Things to note about construction:
- Instructions have you overlap the lining by 1/8″ when sewing it right side to the bodice. I’d read of people do thing before (it pulls the right side towards the lining to avoid the lining peeking out) but this was the first time I’d seen it in the instructions.
- No hand-sewing! (Except for the hem) I will definitely be referencing these instructions in the future when I make lined dresses.
- Beware that the shoulder seams are quite narrow, so if you’re using a thick fabric (like I did), it can be a challenge to pull the back bodice through after sewing the bodice to the lining. My stitching ripped and I had to go back and mend it.
- Instructions call for understitching the zipper, which I’ve never seen before and sounds like a great idea!

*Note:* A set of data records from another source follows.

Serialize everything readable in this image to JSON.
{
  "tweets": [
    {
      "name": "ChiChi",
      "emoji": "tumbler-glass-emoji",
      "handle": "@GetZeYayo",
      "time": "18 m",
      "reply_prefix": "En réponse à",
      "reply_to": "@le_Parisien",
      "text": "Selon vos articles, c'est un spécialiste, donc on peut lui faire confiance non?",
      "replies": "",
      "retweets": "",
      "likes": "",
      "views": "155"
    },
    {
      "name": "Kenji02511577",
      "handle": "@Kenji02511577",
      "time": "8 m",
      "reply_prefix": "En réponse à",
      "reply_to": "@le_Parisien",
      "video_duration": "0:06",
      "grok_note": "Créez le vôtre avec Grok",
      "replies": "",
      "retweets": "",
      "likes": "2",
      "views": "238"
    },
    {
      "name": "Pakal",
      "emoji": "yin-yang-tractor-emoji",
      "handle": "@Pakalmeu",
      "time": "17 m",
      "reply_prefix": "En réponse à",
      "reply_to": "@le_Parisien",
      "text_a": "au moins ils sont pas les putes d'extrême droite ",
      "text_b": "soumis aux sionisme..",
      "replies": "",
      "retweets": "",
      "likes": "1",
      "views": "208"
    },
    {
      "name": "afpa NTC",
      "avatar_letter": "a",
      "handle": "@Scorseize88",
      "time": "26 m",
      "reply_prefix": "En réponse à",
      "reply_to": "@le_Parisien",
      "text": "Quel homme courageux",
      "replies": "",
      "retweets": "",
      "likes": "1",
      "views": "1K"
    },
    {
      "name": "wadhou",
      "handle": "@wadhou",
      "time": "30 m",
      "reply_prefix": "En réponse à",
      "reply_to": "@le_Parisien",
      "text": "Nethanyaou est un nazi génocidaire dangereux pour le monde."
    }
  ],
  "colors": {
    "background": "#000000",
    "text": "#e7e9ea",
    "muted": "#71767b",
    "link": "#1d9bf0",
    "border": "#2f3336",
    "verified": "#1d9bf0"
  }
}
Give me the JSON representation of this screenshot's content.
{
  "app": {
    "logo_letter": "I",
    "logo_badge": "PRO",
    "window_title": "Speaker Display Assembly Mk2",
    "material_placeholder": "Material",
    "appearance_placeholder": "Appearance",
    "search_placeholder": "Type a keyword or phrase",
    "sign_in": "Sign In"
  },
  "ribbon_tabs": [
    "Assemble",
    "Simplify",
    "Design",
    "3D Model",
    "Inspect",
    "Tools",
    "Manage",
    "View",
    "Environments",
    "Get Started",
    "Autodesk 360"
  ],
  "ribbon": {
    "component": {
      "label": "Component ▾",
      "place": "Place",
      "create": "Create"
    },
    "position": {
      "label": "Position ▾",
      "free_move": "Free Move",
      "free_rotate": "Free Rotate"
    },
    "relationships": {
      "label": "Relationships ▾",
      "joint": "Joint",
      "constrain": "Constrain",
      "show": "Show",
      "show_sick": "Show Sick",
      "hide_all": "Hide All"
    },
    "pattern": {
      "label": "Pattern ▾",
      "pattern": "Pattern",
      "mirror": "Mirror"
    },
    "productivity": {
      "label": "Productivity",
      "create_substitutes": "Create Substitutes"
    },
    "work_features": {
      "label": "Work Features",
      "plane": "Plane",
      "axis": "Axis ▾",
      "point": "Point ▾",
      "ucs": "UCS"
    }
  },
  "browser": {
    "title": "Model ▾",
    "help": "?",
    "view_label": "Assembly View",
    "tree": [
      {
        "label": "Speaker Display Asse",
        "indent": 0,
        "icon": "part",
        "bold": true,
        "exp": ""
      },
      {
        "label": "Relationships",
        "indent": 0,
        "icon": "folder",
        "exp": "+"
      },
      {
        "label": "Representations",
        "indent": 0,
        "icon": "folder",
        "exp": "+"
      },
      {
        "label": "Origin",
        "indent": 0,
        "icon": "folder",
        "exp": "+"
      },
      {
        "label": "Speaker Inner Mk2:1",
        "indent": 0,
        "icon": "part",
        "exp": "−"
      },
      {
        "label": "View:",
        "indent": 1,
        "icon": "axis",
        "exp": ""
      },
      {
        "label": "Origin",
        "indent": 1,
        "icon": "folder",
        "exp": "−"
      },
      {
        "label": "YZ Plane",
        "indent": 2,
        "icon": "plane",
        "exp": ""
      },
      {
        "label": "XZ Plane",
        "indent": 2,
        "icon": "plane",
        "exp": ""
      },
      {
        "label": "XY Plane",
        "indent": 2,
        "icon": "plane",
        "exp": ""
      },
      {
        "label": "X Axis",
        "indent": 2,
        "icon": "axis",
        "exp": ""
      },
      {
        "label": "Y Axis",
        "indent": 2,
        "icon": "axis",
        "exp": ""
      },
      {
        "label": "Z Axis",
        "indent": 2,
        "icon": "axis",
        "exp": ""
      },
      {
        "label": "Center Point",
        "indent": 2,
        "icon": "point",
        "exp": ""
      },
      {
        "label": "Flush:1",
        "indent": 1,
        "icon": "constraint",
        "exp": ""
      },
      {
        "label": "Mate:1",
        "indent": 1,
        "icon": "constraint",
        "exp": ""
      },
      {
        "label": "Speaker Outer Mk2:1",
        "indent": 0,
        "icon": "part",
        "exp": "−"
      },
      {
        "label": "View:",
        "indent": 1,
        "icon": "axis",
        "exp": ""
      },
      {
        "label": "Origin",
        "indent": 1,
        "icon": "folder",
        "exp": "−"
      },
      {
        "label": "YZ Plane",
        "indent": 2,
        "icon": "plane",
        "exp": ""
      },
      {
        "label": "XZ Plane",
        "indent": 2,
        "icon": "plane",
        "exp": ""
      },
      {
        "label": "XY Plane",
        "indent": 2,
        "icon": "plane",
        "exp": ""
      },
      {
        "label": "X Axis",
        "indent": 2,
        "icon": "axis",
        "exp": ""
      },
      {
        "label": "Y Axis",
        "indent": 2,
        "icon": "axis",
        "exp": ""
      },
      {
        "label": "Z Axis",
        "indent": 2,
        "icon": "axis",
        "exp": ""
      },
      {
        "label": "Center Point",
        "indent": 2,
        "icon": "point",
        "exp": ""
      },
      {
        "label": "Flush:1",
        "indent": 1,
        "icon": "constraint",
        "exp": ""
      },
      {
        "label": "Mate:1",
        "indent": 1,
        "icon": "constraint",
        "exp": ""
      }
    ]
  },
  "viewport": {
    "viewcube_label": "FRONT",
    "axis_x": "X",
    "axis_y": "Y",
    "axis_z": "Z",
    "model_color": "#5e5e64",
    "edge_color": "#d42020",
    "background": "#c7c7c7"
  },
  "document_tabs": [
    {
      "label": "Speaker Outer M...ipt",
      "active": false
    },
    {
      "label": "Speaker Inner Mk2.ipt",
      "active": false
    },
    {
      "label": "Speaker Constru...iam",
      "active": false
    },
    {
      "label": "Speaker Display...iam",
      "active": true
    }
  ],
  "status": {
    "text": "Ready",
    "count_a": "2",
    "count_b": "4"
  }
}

I actually skipped it because I didn’t quite understand which layers I should sew and how to get it under my machine. Maybe a short tutorial Kennis?!?!
Unfortunately, this tweed would NOT press flat, even with lots of steam and my wood clapper. In the end, I decided to catch-stitch the seam allowances to the fabric. It significantly increased the amount of time it took to make the dress but I think it’s well worth it.
I love the way the bodice fits. The boat neckline is elegant and the fit through the bust is great. The top is slimming yet isn’t so tight that I can’t breath or feel uncomfortable. I like the modern fit: the shoulder seams are a little forward and there was no need to account for swayback.
Even though I don’t make dresses often, I would definitely consider using this bodice pattern again. The fit is so comfortable and the seamlines offer options for piping, color-blocking, etc. I don’t mind the skirt, but I don’t think it is super flattering for my hip-less body – I tend to like either A-line or sheath type skirts.
*I received this pattern for free in exchange for this honest review.